Kapan Migrasi itu Masuk Akal?
Pindah dari Node.js ke Deno itu bukan keharusan buat semua orang. Node.js masih kuat banget dan cocok buat banyak skenario. Tapi, ada beberapa situasi di mana migrasi bisa jadi pilihan yang bagus:
- Project Baru: Kalau kamu mau mulai project backend baru atau CLI tool, Deno bisa jadi pilihan menarik buat dieksplorasi, terutama kalau kamu suka TypeScript, security by default, dan toolchain yang terintegrasi.
- Microservices atau Serverless Functions: Deno Deploy sangat optimal buat workload serverless. Membangun atau memigrasi microservice kecil ke Deno bisa jadi cara bagus buat dapetin manfaat Deno tanpa migrasi project monolit.

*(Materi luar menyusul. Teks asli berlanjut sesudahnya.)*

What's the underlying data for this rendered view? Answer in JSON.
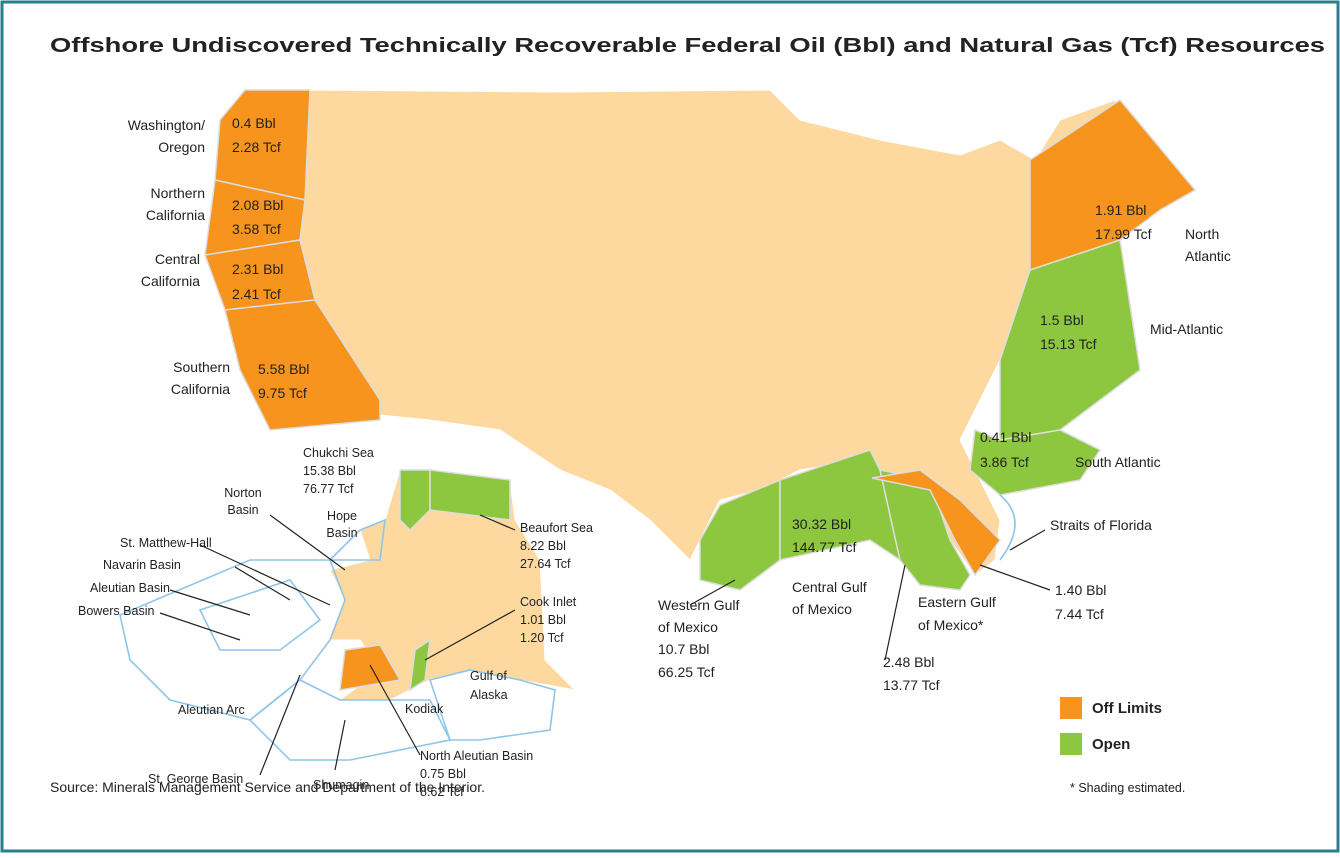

- CLI Tools: Tooling Deno yang lengkap dan kemampuan bikin single executable binary bikin Deno cocok banget buat bikin command-line interface.

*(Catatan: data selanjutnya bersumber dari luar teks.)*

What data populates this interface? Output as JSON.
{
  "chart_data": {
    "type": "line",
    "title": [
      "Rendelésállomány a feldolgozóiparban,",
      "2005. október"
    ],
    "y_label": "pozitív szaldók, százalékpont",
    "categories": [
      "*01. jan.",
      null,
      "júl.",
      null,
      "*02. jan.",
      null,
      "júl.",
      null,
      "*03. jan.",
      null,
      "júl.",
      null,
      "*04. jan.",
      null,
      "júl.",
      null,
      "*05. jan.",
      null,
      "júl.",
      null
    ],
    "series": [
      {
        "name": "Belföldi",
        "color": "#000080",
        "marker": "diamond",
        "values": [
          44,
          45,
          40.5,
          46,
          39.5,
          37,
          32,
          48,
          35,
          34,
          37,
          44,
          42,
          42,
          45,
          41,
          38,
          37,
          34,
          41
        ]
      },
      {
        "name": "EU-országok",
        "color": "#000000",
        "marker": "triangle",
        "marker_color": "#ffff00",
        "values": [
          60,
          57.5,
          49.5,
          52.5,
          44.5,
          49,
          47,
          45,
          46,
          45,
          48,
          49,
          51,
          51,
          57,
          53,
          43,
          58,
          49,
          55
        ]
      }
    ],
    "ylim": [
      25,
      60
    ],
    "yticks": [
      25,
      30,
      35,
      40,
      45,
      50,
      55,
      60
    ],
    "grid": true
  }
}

- Ketika Fitur Deno Sangat Berguna: Misalnya, kamu butuh security permission model yang ketat, atau kamu sangat butuh TypeScript first-class support.
- Eksperimen dan Pembelajaran: Mau belajar hal baru dan ngelihat gimana masa depan JavaScript runtime di-develop? Migrasi atau coba Deno bisa jadi pengalaman berharga.
Kesimpulan: Sebuah Perjalanan, Bukan Lompatan Instan
Pindah dari Node.js ke Deno itu lebih kayak sebuah perjalanan atau "cerita" eksplorasi, bukan lompatan yang harus instan dilakukan oleh semua developer. Node.js punya kekuatan di ekosistemnya yang matang, sementara Deno menawarkan pendekatan yang lebih modern, aman, dan terintegrasi.
Tips paling penting: jangan takut buat nyoba! Mulai dari yang kecil, pahami perbedaannya, manfaatkan fitur kompatibilitas npm:
yang sekarang ada, dan pelan-pelan adaptasi. Mungkin nggak semua projectmu harus pindah, tapi mengenal Deno akan membuka wawasanmu tentang kemungkinan-kemungkinan baru dalam dunia runtime JavaScript di luar browser. Selamat mencoba Deno!